Even as the fate of the nuclear reactors in earthquake-ravaged Japan remains unclear, the Obama administration’s clean energy agenda has been put into jeopardy by the threat of Japan’s nuclear nightmare.
As soon as the nuclear plants rose to the forefront of concerns resulting from Thursday’s earthquake, lawmakers and environmental advocates took the opportunity to make the case for reassessing nuclear power.
On CBS’ “Face the Nation,” independent Sen. Joe Lieberman of Connecticut said, “I think it calls on us here in the U.S., naturally, not to stop building nuclear power plants but to put the brakes on right now until we understand the ramifications of what’s happened in Japan.”
Democratic Rep. Edward Markey of Massachusetts went so far as to call for a moratorium on nuclear power plants, warning of “another Chernobyl” and suggesting that the “same thing could happen here.”
But what would a de facto moratorium on nuclear power do to Obama’s clean energy agenda and the Environmental Protection Agency’s (EPA) efforts to regulate greenhouse gases?
Before the disaster in Japan, nuclear power was making a comeback as a middle ground in clean energy technology. There was, in fact, a “nuclear renaissance” on the horizon.
It was becoming so acceptable that, at least publicly, President Obama endorsed nuclear as a solid option for his clean energy agenda. In his 2010 State of the Union address, Obama said that clean energy jobs depended on “a new generation of safe, clean nuclear power plants in this country.”
After that presidential address, nuclear power became the center piece of the war against fossil fuels and the push to convert to renewable energy. It is clean, relatively safe, and shows results. Today, 20 percent of the nation’s electricity comes from nuclear power. It is also the only renewable energy source that can claim such a successful track record.
Shortly after the president’s 2010 address, the EPA solidified the president’s support for nuclear power by assuming the creation of 100 new nuclear power plants in its economic analysis of the Waxman-Markey cap-and-trade bill. The Congressional Budget Office (CBO) and the Energy Information Administration (EIA) soon followed suit, assuming the creation of 100 new nuclear reactors in 25 years.
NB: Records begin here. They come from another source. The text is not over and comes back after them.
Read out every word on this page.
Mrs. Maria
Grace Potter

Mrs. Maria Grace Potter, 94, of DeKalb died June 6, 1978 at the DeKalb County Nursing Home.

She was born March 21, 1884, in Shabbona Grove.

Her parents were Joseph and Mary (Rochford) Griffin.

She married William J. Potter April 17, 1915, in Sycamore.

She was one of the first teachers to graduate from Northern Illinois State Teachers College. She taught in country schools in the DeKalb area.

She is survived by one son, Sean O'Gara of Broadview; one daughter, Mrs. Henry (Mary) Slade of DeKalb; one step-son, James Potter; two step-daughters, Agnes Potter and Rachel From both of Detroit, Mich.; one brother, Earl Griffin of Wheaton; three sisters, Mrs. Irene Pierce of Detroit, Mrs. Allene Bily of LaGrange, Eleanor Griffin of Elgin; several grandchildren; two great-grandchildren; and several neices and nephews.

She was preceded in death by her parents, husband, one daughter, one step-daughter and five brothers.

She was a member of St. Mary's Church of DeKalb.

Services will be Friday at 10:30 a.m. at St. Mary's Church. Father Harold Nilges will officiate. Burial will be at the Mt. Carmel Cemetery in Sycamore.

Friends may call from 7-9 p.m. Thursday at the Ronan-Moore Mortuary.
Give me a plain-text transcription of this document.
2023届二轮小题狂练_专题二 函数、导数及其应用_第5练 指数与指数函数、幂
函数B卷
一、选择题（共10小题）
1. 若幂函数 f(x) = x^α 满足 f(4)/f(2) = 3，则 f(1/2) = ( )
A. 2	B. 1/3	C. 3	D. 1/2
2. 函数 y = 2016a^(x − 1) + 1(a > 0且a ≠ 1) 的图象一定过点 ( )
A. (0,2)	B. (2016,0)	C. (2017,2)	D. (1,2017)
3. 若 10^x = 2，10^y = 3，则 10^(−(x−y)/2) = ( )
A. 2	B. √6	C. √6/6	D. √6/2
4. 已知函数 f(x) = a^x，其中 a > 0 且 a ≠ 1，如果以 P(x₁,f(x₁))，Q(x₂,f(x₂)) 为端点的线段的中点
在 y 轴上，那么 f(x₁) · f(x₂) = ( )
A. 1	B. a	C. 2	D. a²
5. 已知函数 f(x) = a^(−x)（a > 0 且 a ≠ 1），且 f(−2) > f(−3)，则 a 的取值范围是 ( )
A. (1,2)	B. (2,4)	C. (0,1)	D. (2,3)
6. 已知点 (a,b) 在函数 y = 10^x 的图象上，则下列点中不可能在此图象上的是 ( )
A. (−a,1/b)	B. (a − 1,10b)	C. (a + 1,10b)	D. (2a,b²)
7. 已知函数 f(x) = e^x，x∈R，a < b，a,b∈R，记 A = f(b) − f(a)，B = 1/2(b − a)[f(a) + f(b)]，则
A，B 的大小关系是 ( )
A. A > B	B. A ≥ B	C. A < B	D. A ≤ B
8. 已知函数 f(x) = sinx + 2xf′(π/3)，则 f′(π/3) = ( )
The inclusion of the 100 nuclear reactors in cap and trade analyses not only made the system appear financially sound, but it also lured nuclear power proponents on Capitol Hill like Republican Sens. Lindsey Graham of South Carolina and Lamar Alexander of Tennessee into supporting the clean energy agenda.
Now, some observers say, if those nuclear reactors never materialize because of a de facto moratorium, neither will Obama’s full energy agenda or the EPA’s attempts at CO2 regulations.
According to Chris Horner of the Competitive Enterprise Institute, the EPA and the Waxman-Markey legislation assumed the creation of 100 nuclear reactors in order to artificially lower the cost of regulations.